Guillaume Leroy : Le Président de la République veut lutter contre les violences faites aux femmes et les violences sexuelles, ce qui constitue un bon sentiment. Toutefois, on assiste une nouvelle fois à une remise en cause des fondements de notre droit : le droit pénal français est un droit qui privilégie la sanction à la prévention, au contraire du droit anglo-saxon. Conscients que le monde de Minority Report n'existe pas et que nous pouvons donc prévoir tous les comportements infractionnels, la politique pénale s'est concentrée sur la détermination de la sanction, qui doit aussi avoir une visée dissuasive. La proposition du Président Macron va à l'encontre de cette vision fondatrice du Code Pénal de 1810. A mon sens la problématique majeure tient au fait que sur de simples soupçons, votre identité sera recensée dans un fichier administratif, dont personne ne peut pour l'instant prévoir l'utilisation qui en sera faite.

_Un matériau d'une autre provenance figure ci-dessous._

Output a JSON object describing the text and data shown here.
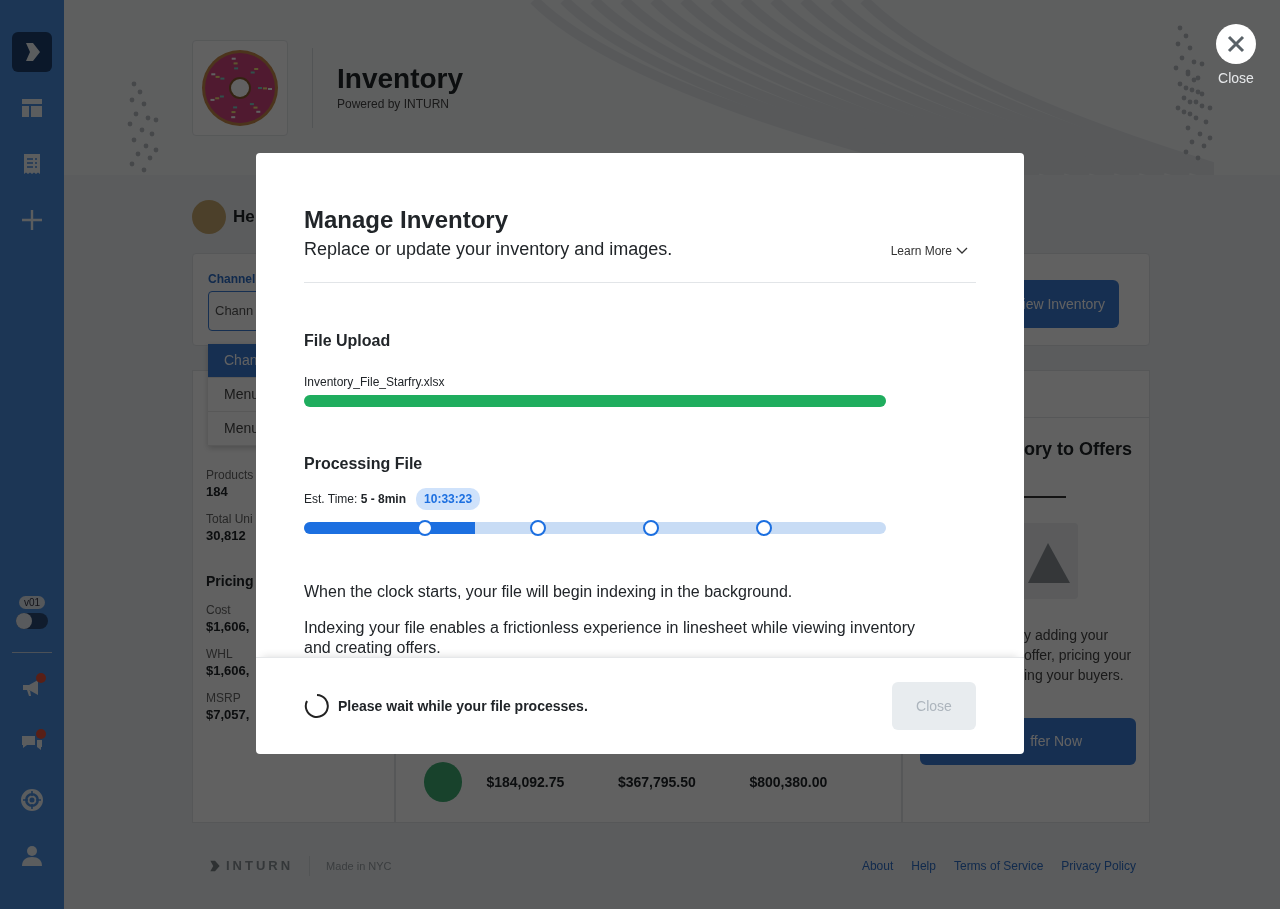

De plus, qu'entend t'on par soupçon ? Une simple déclaration d'une victime constitue-t-elle un soupçon ? Là encore, les principes du droit procès pénal sont remis en cause : la délation sera plus probante qu'une preuve.

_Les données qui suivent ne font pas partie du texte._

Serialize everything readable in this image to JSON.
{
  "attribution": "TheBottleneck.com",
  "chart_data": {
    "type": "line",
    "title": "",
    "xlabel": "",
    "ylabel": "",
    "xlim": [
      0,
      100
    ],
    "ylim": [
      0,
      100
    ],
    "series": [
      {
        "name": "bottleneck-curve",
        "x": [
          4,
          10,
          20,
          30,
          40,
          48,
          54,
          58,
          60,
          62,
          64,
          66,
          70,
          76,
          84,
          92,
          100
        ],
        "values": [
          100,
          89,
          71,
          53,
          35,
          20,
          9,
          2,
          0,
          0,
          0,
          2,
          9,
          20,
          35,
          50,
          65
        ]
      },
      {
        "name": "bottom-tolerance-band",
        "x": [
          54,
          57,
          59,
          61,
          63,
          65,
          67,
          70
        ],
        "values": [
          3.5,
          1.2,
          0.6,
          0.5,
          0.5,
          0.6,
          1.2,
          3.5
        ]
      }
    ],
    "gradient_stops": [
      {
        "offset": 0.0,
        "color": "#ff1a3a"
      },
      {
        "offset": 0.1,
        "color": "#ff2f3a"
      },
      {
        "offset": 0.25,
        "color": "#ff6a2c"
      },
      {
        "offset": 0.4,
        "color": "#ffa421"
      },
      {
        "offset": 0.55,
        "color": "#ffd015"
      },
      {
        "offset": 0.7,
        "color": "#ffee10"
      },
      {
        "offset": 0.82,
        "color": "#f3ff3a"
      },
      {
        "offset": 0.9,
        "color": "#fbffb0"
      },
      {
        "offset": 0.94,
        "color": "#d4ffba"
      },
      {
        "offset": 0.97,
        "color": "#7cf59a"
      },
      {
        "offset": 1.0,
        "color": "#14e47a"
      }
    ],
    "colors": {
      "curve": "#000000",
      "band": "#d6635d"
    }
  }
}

Si une politique visant à lutter contre les violences sexuelles peut être vertueuse, je m'oppose à cette vision machiavélienne qui considère que la fin en vaut les moyens. Dans ce cas, si tous les moyens sont bons, alors toutes nos libertés publiques, qui constituent à la fois les fondements de notre régime démocratique, mais aussi une limite à ne pas franchir, ne sont que folklores et "poudre de perlimpinpin", vouées à être oubliées.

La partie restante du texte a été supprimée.